Actually, I should possibly take that back about Western society. South Africa has become a world leader in taking offence at careless remarks. Use of the ‘K’ word (equivalent to the “N” word) is perceived to be infinitely more offensive than robbery, rape or even murder. I believe most Rhodesians, despite the segregated communities, used the epithet, far less frequently than our South African neighbours. For us it was a question of manners. My parents would certainly have reprimanded me and made me apologise if I did use the word. In that colonial environment, we called the locals natives or Africans. Another term was “muntu” or simply “munt”. It is a Shona word meaning person, derived from the word Bantu. It is no longer PC to use it because of its connotations with the past. But it was never a deliberately offensive term, though like any such term it could be preceded by negative adjectives. And I think as far as Afrikaaners, farmers in particular were concerned, the K word was simply a practical necessity. They had always been called Boers (certainly a word that is now used as an insult by black South Africans), while the indigenous people had always been Ks. While it could have been used in a derogatory sense, it could also go the other way, as in “X is a damn good K.” Of course South Africa and the US are not the only countries to face these problems. According to Wikipedia, “the word coolie meaning a labourer, has a variety of other implications and is sometimes regarded as offensive or a pejorative, depending upon the historical and geographical context.”

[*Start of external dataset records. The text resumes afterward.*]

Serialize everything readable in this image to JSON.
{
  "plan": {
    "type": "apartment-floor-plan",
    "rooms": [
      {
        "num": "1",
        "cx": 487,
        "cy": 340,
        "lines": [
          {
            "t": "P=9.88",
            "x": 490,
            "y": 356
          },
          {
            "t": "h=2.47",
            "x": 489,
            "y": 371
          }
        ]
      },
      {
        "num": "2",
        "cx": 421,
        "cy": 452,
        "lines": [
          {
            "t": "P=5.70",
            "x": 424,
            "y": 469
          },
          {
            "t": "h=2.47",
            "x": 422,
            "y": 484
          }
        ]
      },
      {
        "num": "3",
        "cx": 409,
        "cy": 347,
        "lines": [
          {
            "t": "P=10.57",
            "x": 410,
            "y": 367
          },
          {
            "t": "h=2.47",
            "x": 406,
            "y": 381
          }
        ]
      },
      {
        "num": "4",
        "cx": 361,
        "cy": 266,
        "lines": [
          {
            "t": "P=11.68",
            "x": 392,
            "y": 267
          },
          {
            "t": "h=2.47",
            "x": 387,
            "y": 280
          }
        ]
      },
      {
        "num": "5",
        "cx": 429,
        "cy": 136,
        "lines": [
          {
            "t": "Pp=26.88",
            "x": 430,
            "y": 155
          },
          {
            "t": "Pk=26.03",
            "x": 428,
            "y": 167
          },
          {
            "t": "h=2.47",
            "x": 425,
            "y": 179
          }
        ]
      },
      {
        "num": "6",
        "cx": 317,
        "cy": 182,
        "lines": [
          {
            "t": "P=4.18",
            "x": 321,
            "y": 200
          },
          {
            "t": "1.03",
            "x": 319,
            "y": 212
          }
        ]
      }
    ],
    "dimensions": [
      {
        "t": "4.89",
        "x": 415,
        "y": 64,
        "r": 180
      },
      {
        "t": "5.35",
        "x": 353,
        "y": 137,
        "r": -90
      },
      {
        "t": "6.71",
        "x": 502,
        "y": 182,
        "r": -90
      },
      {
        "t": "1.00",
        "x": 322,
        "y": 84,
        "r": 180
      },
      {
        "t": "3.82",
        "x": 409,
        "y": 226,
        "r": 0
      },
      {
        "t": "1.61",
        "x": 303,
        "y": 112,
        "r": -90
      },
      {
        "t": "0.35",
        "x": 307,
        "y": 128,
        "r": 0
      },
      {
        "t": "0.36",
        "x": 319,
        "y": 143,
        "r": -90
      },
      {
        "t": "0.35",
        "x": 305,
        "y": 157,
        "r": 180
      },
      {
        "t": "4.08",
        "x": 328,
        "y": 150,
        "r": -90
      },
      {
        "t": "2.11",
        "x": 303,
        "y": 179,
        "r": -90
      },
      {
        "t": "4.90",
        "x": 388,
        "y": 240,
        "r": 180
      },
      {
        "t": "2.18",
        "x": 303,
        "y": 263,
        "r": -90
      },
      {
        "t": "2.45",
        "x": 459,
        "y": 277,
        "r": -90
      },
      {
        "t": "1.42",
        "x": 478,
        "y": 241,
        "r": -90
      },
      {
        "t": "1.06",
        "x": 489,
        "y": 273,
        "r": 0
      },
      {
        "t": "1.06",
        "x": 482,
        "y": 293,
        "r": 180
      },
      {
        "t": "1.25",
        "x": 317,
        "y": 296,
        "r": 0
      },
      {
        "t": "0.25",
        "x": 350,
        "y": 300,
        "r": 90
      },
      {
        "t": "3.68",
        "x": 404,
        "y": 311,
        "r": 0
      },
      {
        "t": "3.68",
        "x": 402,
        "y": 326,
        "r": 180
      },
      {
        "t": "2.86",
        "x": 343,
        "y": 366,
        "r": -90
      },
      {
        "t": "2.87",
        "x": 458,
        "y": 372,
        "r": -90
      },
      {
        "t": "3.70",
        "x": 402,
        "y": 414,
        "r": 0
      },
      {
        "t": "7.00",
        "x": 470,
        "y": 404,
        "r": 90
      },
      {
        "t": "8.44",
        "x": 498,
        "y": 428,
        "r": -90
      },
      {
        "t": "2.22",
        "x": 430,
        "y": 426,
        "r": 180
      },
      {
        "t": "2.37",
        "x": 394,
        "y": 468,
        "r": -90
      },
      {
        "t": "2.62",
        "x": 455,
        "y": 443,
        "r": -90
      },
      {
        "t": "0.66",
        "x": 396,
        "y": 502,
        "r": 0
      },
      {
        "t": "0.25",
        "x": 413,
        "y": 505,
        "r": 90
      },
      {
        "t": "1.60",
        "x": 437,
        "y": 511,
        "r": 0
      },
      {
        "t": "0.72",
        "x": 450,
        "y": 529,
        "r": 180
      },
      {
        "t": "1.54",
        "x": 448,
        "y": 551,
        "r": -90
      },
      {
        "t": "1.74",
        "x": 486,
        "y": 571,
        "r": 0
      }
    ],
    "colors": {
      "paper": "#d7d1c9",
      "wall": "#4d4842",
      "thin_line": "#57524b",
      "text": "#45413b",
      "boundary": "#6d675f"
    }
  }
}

All that is beside the point, except to say that we are far less in fear of being vilified for saying something non PC in this country than would be the case elsewhere in more civilized parts of the world. And let’s face it, even the most well intentioned people can make mistakes, as Nobel Scientist Tim Hunt would attest.
Another extraordinary feature of living in a deprived society is how simple things provide such great pleasure. It sounds ludicrous but absolutely true that it gives one a thrill to drive on a road that has recently been resurfaced after years of having had to negotiate potholes. Likewise, getting home to find that there is electricity, having had none for a couple of days.
When the only beer available is second rate local produce, it tastes every bit as a good as the finest lager in the world when you are sitting by the pool on a hot sunny day, surrounded by friends joking about the chaotic environment in which we live.
So, despite all the kak, Zim is still a wonderful country.